Edgar Oliver. Photo credit: Beowulf Sheehan
The next storyteller was playwright, author and actor, Edgar Oliver. With his unique delivery and Vincent Price-esque accent, this author of works, such as The Poetry Killer and Motel Blue 19, was an audience favorite. Oliver told the story of a trip to Morocco with his sister and his straight crush, Jason, which included everything from being offered a little boy for sale, to tracking down author Paul Bowles, to being pelted with stones by children. The meandering subject matter, coupled with Oliver’s unexpected style of speech, provided a delightfully strange and hilarious experience.

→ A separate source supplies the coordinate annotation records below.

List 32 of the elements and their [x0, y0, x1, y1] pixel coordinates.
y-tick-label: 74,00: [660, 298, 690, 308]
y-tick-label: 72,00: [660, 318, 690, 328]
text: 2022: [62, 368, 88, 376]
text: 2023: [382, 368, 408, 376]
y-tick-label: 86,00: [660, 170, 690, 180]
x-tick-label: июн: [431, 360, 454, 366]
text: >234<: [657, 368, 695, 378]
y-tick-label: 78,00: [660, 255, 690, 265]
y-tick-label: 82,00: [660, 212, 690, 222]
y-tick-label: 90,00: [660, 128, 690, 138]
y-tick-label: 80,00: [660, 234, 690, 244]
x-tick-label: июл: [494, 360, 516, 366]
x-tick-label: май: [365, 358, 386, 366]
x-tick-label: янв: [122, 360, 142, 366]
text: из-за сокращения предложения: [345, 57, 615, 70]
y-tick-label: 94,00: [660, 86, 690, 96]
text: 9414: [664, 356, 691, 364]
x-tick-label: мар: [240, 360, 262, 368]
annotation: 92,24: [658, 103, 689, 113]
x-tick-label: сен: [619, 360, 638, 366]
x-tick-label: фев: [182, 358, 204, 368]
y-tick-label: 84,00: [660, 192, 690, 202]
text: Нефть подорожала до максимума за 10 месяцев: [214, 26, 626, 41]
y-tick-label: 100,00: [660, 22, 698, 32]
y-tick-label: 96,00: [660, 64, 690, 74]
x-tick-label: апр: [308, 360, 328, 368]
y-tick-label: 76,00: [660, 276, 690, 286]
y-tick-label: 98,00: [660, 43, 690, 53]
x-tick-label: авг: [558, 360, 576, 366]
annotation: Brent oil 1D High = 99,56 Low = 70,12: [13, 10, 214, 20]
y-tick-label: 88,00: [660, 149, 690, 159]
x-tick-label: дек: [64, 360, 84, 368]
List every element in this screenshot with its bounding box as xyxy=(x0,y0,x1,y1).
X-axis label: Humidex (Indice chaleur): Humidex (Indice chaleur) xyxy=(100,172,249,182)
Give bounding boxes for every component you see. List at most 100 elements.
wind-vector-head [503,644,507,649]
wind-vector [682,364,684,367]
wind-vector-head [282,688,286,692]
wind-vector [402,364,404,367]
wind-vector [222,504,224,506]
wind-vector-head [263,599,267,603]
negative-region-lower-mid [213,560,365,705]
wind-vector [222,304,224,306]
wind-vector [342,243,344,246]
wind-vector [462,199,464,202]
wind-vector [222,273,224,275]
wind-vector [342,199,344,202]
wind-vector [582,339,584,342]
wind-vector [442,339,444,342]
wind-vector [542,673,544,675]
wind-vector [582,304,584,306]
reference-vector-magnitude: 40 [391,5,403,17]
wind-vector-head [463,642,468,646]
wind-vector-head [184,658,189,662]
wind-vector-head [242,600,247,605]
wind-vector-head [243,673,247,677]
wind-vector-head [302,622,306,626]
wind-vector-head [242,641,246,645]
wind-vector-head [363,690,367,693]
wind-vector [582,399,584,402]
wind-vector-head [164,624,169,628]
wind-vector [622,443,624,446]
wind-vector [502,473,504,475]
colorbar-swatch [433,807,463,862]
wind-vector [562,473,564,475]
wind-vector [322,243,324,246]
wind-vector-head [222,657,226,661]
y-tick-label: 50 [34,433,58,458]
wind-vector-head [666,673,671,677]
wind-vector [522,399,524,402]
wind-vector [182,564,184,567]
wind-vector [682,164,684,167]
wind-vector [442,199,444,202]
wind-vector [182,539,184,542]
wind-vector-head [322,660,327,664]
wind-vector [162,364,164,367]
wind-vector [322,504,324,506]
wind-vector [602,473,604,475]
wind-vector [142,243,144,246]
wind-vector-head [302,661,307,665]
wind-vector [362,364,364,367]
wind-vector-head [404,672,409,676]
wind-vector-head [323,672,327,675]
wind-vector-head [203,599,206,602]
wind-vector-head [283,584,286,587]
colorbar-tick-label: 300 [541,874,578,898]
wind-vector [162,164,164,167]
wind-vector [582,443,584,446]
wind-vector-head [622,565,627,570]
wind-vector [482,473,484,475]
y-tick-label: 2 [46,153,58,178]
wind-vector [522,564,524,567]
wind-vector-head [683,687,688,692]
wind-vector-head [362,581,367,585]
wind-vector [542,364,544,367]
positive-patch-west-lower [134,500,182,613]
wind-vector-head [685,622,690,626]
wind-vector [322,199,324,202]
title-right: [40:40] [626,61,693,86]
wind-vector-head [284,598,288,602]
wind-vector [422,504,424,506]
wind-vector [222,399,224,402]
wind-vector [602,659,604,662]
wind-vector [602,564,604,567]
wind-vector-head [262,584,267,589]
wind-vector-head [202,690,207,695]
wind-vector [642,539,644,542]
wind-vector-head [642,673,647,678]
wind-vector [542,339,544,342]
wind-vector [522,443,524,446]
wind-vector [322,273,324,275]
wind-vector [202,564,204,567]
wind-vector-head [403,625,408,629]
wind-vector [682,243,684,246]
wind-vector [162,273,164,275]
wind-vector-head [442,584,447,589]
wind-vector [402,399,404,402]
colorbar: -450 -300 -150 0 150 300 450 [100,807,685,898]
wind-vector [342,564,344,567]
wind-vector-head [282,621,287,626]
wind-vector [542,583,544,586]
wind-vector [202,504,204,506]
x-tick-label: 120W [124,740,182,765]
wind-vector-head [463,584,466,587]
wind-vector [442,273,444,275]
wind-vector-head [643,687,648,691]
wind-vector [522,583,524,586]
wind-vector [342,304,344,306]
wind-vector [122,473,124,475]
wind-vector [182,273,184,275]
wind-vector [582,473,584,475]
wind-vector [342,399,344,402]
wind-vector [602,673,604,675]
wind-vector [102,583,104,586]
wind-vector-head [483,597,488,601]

Jonathan Franzen. Photo credit: Beowulf Sheehan
Finally, one of the event’s most well-known storytellers, Jonathan Franzen, author of a number of works, including Freedom and The Corrections, entered the stage. While strains of his comedic instincts were displayed at its outset, Franzen’s story was the most painful of the evening. It dealt with his use of the story of an elementary school classmate’s death as a small part of one of his published pieces and on the pain that use eventually caused the boy’s mother. During the story, Franzen claimed that he remained unable to face a letter from the boy’s mother, despite having agreed with Moth producers to read it as preparation for the story he was now telling. Whether or not this inability to read the letter was genuine or a planned piece of the narrative, the story’s apparent lack of polish in comparison to those of the other participants made Franzen’s distress over his role as a writer and storyteller seem all the more moving.
While the entire evening proved entertaining and worthwhile, Shafak and Franzen’s stories, each dealing with writers struggling to come to terms with the place of their work in the world, left the audience with the most unresolved, but somehow satisfying, questions to consider.